E como a atual organização judiciária colabora nesse processo e, por outro lado, que dificuldades traz?
Primeiro, temos um número muito reduzido de juizados especializados em violência doméstica e familiar. E, por conta disso, temos esses operadores do sistema de justiça sem a capacitação necessária para compreender a Lei Maria da Penha, as relações de gênero e seus desdobramentos. Então, o comprometimento da especialização é uma grande dificuldade.
A sobrecarga da maioria das poucas varas que existem também é outro problema. Temos varas únicas em capitais como Salvador, Alagoas, Vitória (no Espírito Santo), e outras capitais, como Rio de Janeiro e São Paulo, que têm mais de uma vara mas há uma sobrecarga. Em muitas vezes, há o dobro ou o triplo da carga que se verifica em varas que trabalham com homicídios e outros crimes.

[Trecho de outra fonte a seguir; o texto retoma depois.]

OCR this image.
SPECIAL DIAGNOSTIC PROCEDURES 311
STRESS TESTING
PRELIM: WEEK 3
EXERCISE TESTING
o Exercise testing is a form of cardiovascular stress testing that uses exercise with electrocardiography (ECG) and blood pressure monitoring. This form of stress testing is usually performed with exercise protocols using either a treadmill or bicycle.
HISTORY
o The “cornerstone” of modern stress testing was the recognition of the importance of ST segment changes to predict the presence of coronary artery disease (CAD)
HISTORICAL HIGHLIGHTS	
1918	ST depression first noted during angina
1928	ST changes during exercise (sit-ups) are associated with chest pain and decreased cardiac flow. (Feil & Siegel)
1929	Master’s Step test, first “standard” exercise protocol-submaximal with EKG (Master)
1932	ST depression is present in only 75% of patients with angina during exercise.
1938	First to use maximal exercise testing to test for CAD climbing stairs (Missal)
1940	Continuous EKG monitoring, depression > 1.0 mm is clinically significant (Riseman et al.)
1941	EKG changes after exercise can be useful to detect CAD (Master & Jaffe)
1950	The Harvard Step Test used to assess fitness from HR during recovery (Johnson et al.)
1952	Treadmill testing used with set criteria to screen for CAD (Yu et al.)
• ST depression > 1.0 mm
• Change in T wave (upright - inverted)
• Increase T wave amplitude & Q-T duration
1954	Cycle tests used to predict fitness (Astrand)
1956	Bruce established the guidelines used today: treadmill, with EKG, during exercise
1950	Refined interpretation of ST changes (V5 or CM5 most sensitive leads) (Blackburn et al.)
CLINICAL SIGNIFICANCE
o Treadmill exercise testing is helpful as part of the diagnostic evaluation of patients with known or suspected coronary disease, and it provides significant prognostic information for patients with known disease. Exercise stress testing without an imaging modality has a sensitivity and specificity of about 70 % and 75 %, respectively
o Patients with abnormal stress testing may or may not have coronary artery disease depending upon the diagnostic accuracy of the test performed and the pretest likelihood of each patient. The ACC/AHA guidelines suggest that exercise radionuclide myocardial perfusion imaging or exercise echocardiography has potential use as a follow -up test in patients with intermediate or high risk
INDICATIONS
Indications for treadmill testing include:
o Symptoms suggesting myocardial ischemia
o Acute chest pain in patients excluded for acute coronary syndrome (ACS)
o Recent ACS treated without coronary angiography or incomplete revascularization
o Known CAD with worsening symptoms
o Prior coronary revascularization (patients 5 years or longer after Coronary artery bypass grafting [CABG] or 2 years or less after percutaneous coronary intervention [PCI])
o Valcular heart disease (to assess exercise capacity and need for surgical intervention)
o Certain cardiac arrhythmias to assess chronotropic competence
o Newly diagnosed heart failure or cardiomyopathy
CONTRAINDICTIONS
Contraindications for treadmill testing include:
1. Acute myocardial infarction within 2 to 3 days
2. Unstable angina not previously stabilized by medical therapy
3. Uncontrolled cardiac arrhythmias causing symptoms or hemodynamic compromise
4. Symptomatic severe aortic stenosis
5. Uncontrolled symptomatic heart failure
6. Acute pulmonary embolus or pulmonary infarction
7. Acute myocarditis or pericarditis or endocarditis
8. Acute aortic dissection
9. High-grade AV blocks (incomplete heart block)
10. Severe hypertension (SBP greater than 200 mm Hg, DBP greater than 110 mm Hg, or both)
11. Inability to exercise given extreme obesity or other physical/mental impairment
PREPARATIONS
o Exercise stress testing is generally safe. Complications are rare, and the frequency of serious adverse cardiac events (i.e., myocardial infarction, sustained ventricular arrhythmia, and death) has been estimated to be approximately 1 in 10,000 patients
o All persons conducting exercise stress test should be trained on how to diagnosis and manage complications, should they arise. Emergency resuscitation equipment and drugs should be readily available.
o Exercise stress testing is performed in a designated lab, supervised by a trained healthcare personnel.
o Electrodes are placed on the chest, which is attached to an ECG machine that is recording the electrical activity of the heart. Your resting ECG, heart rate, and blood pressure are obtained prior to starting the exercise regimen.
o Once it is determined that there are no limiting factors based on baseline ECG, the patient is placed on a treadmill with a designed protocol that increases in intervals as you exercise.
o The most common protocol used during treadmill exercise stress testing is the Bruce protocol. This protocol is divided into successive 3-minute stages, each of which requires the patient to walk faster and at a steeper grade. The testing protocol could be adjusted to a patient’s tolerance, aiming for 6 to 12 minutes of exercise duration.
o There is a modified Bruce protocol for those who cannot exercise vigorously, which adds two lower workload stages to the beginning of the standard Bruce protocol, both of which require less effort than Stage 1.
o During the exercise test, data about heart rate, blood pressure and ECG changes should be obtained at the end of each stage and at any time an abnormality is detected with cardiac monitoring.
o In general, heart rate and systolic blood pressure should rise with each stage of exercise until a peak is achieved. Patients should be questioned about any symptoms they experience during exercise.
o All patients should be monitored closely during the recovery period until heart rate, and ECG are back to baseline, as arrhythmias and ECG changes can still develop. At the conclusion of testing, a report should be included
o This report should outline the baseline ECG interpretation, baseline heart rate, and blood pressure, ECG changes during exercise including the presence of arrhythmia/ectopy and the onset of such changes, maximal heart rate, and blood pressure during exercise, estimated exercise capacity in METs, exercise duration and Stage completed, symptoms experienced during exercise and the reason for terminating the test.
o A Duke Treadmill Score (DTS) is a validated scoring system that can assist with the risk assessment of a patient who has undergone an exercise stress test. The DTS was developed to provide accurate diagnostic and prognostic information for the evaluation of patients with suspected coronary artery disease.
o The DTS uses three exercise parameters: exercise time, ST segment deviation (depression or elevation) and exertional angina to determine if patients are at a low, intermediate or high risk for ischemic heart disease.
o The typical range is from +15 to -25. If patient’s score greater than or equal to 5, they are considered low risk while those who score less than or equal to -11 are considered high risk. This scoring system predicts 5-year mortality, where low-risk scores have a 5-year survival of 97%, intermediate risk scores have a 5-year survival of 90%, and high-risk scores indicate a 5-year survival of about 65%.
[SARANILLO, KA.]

Outra dificuldade é observar o próprio ordenamento de uma forma mais integrada e holística. Vemos, por exemplo, pouca aplicabilidade da LMP nos júris, onde nos crimes de feminicídio não se aplica o agravante, não se faz menção à Lei, assim como nas varas da Infância e de Idosos e Idosas. Nas ocorrências policiais contra idosas não se instauram inquéritos aplicando a Lei Maria da Penha e todos os aspectos positivos da lei, que infelizmente não estão no Estatuto do Idoso, deixam de ser aplicados em benefício dessa idosa. Então, temos essas dificuldades para as quais é preciso olhar com bastante atenção.